Caffé Roma Salve   1 - 1  A.C. Gagliano

29  Marzo 2008  18^ Giornata

La co-capolista Gagliano interrompe la serie di vittorie consecutive del “Caffè Roma” ma non la striscia di risultati utili che diventano undici dopo il lusinghiero pareggio maturato in trasferta in quello che doveva essere il big match della 18° giornata nel girone A del Campionato Amatori e che non ha disatteso il numerosissimo pubblico assiepato sugli spalti dell’impianto di Gagliano che ha assistito ad un bell’incontro con numerose azioni da gol da parte di entrambe le squadre.
La partenza sprint del ‘Caffè Roma’ sorprendeva i padroni di casa che già dopo cinque minuti dovevano capitolare grazie al gol di Francesco DeGiorgi che da pochi passi insaccava di testa un pallone allungato, sempre di testa, dall’altro DeGiorgi che era stato servito da una lunga rimessa laterale effettuata da Antonio Marzo e che, alla fine, si rivelava essere una delle poche giocate positive del pur forte centrocampista ospite autore, oggi, di una prova scialba e sottotono che lo portava diretto all’inevitabile sostituzione.
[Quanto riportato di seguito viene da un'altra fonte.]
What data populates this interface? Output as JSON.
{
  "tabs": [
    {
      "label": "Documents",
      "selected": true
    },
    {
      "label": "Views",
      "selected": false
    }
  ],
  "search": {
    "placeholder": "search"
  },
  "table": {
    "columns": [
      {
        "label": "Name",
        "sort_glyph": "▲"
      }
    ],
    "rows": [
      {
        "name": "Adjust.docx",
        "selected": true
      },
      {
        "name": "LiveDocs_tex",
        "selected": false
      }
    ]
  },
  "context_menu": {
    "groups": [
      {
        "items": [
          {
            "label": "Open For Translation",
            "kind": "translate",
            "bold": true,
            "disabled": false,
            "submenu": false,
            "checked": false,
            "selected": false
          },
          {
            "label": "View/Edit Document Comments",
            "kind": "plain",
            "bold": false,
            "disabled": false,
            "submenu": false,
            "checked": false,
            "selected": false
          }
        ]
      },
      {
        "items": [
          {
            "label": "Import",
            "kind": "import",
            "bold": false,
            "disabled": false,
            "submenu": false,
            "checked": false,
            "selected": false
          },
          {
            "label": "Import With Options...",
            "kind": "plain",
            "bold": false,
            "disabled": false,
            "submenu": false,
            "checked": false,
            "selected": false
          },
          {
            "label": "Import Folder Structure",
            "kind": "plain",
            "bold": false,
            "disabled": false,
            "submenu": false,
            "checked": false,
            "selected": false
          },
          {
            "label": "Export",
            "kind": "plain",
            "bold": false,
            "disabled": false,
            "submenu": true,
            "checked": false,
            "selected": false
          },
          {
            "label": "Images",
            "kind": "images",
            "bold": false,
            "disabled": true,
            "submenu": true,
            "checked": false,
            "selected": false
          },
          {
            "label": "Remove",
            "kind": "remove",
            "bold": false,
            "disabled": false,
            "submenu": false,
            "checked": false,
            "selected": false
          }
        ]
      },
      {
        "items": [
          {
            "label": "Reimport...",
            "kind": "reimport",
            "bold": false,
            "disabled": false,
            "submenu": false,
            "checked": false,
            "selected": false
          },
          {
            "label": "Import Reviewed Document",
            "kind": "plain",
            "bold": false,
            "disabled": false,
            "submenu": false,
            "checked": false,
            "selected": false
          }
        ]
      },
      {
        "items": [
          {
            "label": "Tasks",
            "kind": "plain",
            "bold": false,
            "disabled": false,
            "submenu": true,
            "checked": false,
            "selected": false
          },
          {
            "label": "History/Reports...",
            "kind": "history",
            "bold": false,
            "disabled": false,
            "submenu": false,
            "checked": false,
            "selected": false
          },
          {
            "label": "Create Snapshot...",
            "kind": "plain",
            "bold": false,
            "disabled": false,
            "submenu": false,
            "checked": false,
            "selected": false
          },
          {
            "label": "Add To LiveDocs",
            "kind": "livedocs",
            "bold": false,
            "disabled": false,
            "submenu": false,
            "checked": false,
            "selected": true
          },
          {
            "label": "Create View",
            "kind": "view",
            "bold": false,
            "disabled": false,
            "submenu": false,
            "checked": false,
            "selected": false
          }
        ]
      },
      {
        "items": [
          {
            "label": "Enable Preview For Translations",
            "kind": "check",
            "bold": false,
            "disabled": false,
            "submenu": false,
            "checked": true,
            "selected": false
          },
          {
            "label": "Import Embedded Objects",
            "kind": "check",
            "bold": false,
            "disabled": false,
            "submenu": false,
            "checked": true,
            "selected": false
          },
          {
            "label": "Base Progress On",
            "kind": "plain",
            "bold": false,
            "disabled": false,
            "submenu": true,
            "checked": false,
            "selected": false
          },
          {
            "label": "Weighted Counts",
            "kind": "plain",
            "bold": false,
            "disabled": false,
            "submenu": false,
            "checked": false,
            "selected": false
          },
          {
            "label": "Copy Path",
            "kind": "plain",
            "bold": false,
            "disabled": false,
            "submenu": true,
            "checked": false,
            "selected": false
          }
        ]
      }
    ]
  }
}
Dopo il gol subito il Gagliano ci metteva un po’ a riprendersi ed era di questi momenti di sbandamento collettivo che gli ospiti non riuscivano ad approfittare per sferrare il colpo del ko ed anche col vento a favore mai riuscivano ad inquadrare la porta pur disponendo di un’ottima batteria di tiratori ulteriormente rinforzata dall’esordio stagionale dello straniero Mahboub Hicham, da tutti conosciuto come Michel, che con la sua potenza e velocità dovrebbe dare un apporto fondamentale alla squadra in questo scorcio finale di stagione cosa che non riesce a fare nell’odierna giornata anche perché non giocando da moltissimo tempo tende un pò a strafare finendo per fare confusione sia a livello tattico che tecnico.
‘Michel’ è una delle novità proposte dal mister all’inizio della gara insieme all’arretramento di Francesco DeGiorgi nel ruolo di esterno difensivo al posto del veterano Pino Urso che con il capitano Massimo Meli sono le due assenze che più si notano all’entrata in campo delle squadre, ma rappresentano quella continuità e quel ringiovanimento che è doveroso in questa serie dove ormai tutti giocano con molti neo-trentenni o giù di li.
Il Caffè Roma si presenta, allora, con Italo Parata fra i pali, la difesa schierata da destra a sinistra con il su citato Francesco De Giorgi, Mauro Luna, Fernando Meli e Stefano Ciullo; il centrocampo composto dallo stesso Michel, Antonio Marzo, Roberto Racale e Cosimo Stranieri e l’attacco formato da Francesco Conte e Vito DeGiorgi anche se quasi subito si devono fare i conti con l’indisciplina tattica del magrebino che istintivamente è portato a svariare per tutto il campo costringendo il mister a ridisegnare la squadra allargando Conte sulla fascia per lasciare a Michel ampia libertà di movimento.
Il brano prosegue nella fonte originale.